1

Y. Dikhanov, Decomposition of Inequality Based on Incomplete Information

Draft

Comments appreciated

Decomposition of Inequality Based on Incomplete Information

A contributed paper to the IARIW 24th General Conference

Lillehammer, Norway, August 18-24, 1996

Yuri Dikhanov

Statistical Advisory Services

International Economics Department, IECDD

The World Bank

1818 H Street, N.W.

Room N2-038

Washington, D.C. 20433 U.S.A.

phone:(202)458-2667

fax: (202)522-3669

e-mail:

Abstract

In this paper, the author examines five measures of inequality: the Gini coefficient, two entropy (Theil) indexes, normalized variance and decile ratio. It is shown how to decompose these indexes into intra-group and between-group inequalities.
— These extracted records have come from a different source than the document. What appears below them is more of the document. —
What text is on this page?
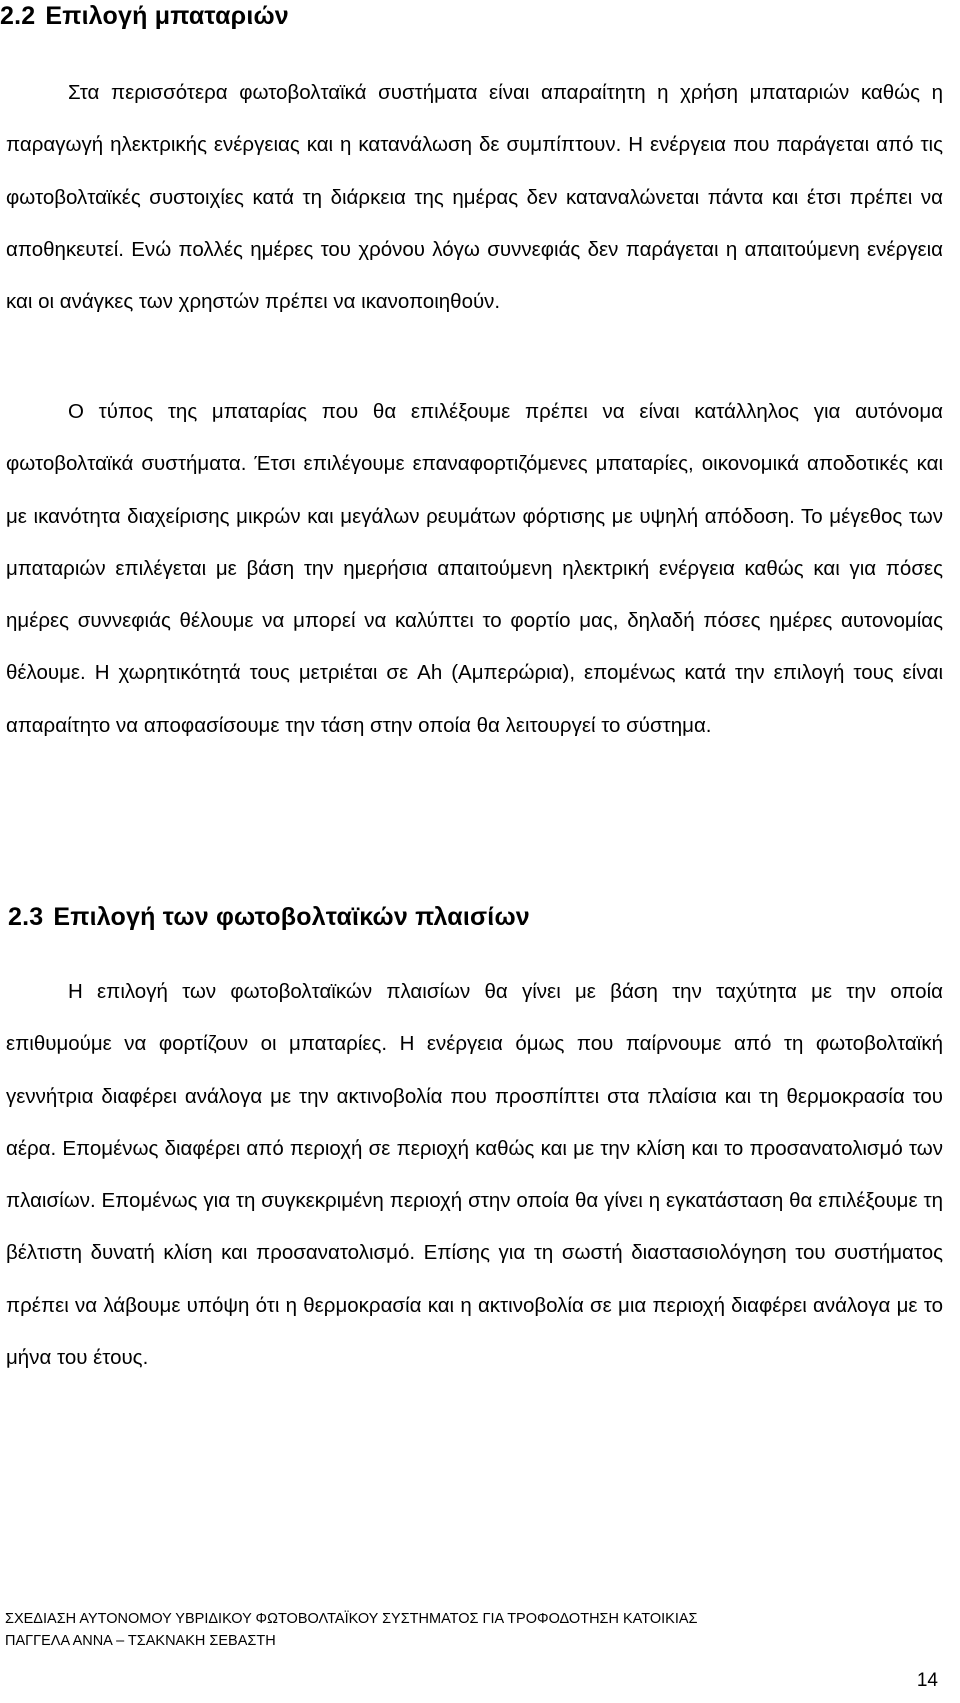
2.2 Επιλογή μπαταριών

Στα περισσότερα φωτοβολταϊκά συστήματα είναι απαραίτητη η χρήση μπαταριών καθώς η παραγωγή ηλεκτρικής ενέργειας και η κατανάλωση δε συμπίπτουν. Η ενέργεια που παράγεται από τις φωτοβολταϊκές συστοιχίες κατά τη διάρκεια της ημέρας δεν καταναλώνεται πάντα και έτσι πρέπει να αποθηκευτεί. Ενώ πολλές ημέρες του χρόνου λόγω συννεφιάς δεν παράγεται η απαιτούμενη ενέργεια και οι ανάγκες των χρηστών πρέπει να ικανοποιηθούν.

Ο τύπος της μπαταρίας που θα επιλέξουμε πρέπει να είναι κατάλληλος για αυτόνομα φωτοβολταϊκά συστήματα. Έτσι επιλέγουμε επαναφορτιζόμενες μπαταρίες, οικονομικά αποδοτικές και με ικανότητα διαχείρισης μικρών και μεγάλων ρευμάτων φόρτισης με υψηλή απόδοση. Το μέγεθος των μπαταριών επιλέγεται με βάση την ημερήσια απαιτούμενη ηλεκτρική ενέργεια καθώς και για πόσες ημέρες συννεφιάς θέλουμε να μπορεί να καλύπτει το φορτίο μας, δηλαδή πόσες ημέρες αυτονομίας θέλουμε. Η χωρητικότητά τους μετριέται σε Ah (Αμπερώρια), επομένως κατά την επιλογή τους είναι απαραίτητο να αποφασίσουμε την τάση στην οποία θα λειτουργεί το σύστημα.

2.3 Επιλογή των φωτοβολταϊκών πλαισίων

Η επιλογή των φωτοβολταϊκών πλαισίων θα γίνει με βάση την ταχύτητα με την οποία επιθυμούμε να φορτίζουν οι μπαταρίες. Η ενέργεια όμως που παίρνουμε από τη φωτοβολταϊκή γεννήτρια διαφέρει ανάλογα με την ακτινοβολία που προσπίπτει στα πλαίσια και τη θερμοκρασία του αέρα. Επομένως διαφέρει από περιοχή σε περιοχή καθώς και με την κλίση και το προσανατολισμό των πλαισίων. Επομένως για τη συγκεκριμένη περιοχή στην οποία θα γίνει η εγκατάσταση θα επιλέξουμε τη βέλτιστη δυνατή κλίση και προσανατολισμό. Επίσης για τη σωστή διαστασιολόγηση του συστήματος πρέπει να λάβουμε υπόψη ότι η θερμοκρασία και η ακτινοβολία σε μια περιοχή διαφέρει ανάλογα με το μήνα του έτους.

ΣΧΕΔΙΑΣΗ ΑΥΤΟΝΟΜΟΥ ΥΒΡΙΔΙΚΟΥ ΦΩΤΟΒΟΛΤΑΪΚΟΥ ΣΥΣΤΗΜΑΤΟΣ ΓΙΑ ΤΡΟΦΟΔΟΤΗΣΗ ΚΑΤΟΙΚΙΑΣ
ΠΑΓΓΕΛΑ ΑΝΝΑ – ΤΣΑΚΝΑΚΗ ΣΕΒΑΣΤΗ
14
These indexes are used to study inequalities in the former Soviet republics in 1990. This study is based on incomplete information on income intervals (only income boundaries and population shares have been used). The robustness of the approximating procedure (piecewise polynomial interpolation of the cumulative distribution function) is discussed. Two alternative representations of the Gini coefficient are discussed as well.

The views presented in this paper are the author’s and do not necessarily represent those of the World Bank or its Board of Directors.

I. Introduction

Analysis of income or wealth distribution often includes decomposing inequality for total population into between-group and within-group inequalities. Not all inequality measures are decomposable, and not all of the decomposable ones are decomposable in the same way. Theoretically, the second Theil measure (T2) has probably the best properties. The Gini index, however, is the most widely cited measure. In this paper we made an attempt to decompose the Gini index in a meaningful way (see Section IV).

The Gini index, along with the two Theil measures, normalized variance and decile coefficient, was then used to analyze income inequalities in the former Soviet Union and its Republics in 1990 (see Section II and Annex). We found that the share of inter-group inequality in total inequality was in the range of 7.7-15.8 percent, depending on the index. As inputs into this exercise, we used official data on intervals: seven interval boundaries and population shares within these boundaries for each of the former Soviet Republics.

To process these discrete data we used interpolation with polynomial of order four on each interval. These polynomials are chosen to be twice continuously differentiable in all points of the distribution, which allows differential and integral operations with a distribution functionand its derivatives in explicit form. Section III discusses the robustness of these procedure using two numerical examples: a “bad” one, a hypothetical mixture of two normal distributions with different means and variances, presented as five income intervals (quintiles); and a “good” one, a log-normal distribution, presented as ten intervals. As expected, in the “good” case the precision of approximation is by one or two order of magnitude better than in the “bad” case (0.004-0.39 percent depending on the parameter versus 0.2 - 1.3 percent).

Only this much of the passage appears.